16. « Veillez » sur votre vie ; ne laissez ni « s'éteindre vos lampes » ni se détendre « la ceinture de vos reins » ; mais « soyez prêts car vous ignorez l'heure où notre Seigneur viendra [NOTE 8] ». Assemblez-vous fréquemment pour rechercher ce qui intéresse vos âmes, car tout le temps de votre foi ne vous servira de rien, si au dernier mêment vous n'êtes devenus parfaits. Car aux derniers jours on verra se multiplier les faux prophètes et les corrupteurs, les brebis se changer en loups et l'amour en haine. Avec les progrès de l'iniquité, les hommes se haïront, se poursuivront, se trahiront les uns les autres ; et alors paraîtra le Séducteur du monde, se donnant pour Fils de Dieu ; il fera « des signes et des prodiges », la terre sera livrée entre ses mains, et il commettra des iniquités telles qu'il n'en fut jamais commis depuis le commencement des siècles.
[PAGE 122]
Alors toute créature humaine entrera dans le feu de l'épreuve : « beaucoup se scandaliseront » et périront ; « mais ceux qui auront persévéré » dans leur foi « seront sauvés » par Celui-là même qui aura été un objet de malédiction. Alors « apparaîtront les signes » de la vérité : premier signe, les cieux ouverts ; deuxième signe, le son de la trompette ; troisième signe, la résurrection des morts ; non de tous, il est vrai, mais, selon qu'il a été dit : « Le Seigneur viendra et tous les saints avec lui ». Alors le monde « verra » le Seigneur « venant sur les nuées du ciel ».
NOTES
1. Pour l'origine de cet enseignement, se rapporter à la Lettre de Barnabé, chap. 18 et notes.
2. Peut-être allusion à la confiance en la prière.
3. Allusion au baptême judéo-chrétien par immersion dans une rivière.
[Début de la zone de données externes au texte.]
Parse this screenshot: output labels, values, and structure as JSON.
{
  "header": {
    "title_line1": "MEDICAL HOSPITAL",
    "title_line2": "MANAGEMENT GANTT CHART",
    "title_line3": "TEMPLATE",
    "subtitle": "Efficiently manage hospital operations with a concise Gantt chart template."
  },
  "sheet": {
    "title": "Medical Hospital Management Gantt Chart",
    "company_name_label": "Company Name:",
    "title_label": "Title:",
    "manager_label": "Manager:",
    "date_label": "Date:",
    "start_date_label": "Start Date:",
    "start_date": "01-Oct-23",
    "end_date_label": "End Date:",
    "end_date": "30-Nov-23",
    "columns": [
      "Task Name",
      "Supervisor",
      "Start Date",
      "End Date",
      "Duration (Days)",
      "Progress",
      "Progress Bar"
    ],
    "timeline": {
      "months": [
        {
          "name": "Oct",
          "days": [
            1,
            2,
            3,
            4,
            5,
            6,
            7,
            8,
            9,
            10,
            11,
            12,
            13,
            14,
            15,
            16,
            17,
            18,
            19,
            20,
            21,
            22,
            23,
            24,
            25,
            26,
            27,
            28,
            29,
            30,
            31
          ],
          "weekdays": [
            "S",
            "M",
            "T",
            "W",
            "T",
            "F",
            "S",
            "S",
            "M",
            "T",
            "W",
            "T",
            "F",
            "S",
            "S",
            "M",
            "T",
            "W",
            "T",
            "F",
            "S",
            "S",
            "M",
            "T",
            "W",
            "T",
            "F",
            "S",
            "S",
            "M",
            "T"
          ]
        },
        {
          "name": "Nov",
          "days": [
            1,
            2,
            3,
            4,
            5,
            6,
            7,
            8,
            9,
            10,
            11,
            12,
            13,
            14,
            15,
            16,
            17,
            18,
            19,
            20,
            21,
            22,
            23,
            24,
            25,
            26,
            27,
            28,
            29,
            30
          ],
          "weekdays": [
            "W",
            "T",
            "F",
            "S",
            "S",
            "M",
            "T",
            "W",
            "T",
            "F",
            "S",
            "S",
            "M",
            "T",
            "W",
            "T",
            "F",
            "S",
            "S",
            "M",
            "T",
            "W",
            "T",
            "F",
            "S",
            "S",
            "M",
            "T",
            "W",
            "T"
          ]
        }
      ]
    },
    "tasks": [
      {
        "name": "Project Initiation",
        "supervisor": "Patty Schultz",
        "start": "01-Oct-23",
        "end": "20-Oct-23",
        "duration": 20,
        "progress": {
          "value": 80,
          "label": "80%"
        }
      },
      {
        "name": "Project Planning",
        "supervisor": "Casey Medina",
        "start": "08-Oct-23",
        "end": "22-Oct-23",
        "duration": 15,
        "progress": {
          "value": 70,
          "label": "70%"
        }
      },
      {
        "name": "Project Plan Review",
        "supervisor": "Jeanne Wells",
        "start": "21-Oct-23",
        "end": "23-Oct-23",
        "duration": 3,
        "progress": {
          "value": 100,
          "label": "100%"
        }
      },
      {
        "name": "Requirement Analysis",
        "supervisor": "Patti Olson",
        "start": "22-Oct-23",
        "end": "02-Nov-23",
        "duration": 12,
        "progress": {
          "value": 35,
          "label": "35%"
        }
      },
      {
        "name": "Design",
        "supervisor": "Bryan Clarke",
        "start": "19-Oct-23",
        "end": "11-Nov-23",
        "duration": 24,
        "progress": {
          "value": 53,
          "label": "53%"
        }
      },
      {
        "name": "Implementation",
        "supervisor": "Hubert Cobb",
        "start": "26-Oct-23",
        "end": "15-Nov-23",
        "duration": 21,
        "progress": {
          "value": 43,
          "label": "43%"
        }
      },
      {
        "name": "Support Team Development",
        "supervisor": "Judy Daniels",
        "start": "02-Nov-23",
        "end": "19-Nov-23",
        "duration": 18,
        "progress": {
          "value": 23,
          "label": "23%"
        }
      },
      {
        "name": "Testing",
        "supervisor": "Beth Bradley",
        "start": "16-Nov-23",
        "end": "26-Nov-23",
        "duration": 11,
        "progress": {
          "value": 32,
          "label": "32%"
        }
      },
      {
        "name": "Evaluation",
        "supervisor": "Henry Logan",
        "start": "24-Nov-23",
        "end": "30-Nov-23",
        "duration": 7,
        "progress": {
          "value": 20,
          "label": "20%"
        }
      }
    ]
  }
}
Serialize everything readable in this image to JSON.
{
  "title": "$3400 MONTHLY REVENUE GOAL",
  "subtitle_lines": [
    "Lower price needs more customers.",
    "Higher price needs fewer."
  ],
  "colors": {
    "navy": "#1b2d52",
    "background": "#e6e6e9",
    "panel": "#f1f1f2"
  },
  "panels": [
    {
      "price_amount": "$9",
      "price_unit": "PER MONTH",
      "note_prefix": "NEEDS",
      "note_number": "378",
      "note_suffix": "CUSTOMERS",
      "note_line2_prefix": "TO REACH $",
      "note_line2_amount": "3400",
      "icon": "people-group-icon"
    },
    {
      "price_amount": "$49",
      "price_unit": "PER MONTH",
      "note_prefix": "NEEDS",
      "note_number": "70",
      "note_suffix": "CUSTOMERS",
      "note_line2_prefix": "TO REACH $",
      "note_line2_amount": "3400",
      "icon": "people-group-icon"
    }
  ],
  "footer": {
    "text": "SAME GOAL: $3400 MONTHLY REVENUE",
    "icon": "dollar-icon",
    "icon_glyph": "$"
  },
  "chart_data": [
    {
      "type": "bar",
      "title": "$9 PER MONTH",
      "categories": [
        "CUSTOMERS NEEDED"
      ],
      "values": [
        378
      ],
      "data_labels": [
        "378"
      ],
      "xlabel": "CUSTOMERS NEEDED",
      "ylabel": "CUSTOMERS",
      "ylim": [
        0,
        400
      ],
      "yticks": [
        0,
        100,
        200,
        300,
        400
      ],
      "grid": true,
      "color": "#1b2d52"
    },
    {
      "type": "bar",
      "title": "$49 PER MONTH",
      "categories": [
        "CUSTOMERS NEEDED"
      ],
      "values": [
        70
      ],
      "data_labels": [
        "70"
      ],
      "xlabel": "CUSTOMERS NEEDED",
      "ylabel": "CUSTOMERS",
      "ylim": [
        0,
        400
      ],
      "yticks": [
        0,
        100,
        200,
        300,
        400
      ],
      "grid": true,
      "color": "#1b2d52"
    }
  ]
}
Les synagogues étaient habituellement construites près d'un cours d'eau, comme à Philippes, près de la mer, comme à Délos.
4. Cette addition provient de l'usage juif.
5. Emprunt fait aux habitudes juives.
6. Expression empruntée au prophète Isaïe, propre à la communauté chrétienne de Palestine, qui voyait dans le Christ se réaliser la prophétie du Serviteur souffrant.
7. Vestiges de la liturgie araméenne de l'Eglise apostolique. Marana tha signifie : « Viens, Seigneur. » Elle exprime l'attente des premières communautés, qui pensaient que le Seigneur reviendrait, au cours d'une célébration eucharistique.
8. Cette dernière partie est caractéristique du climat d'attente de la communauté, qui se croyait à la veille de catastrophes finales.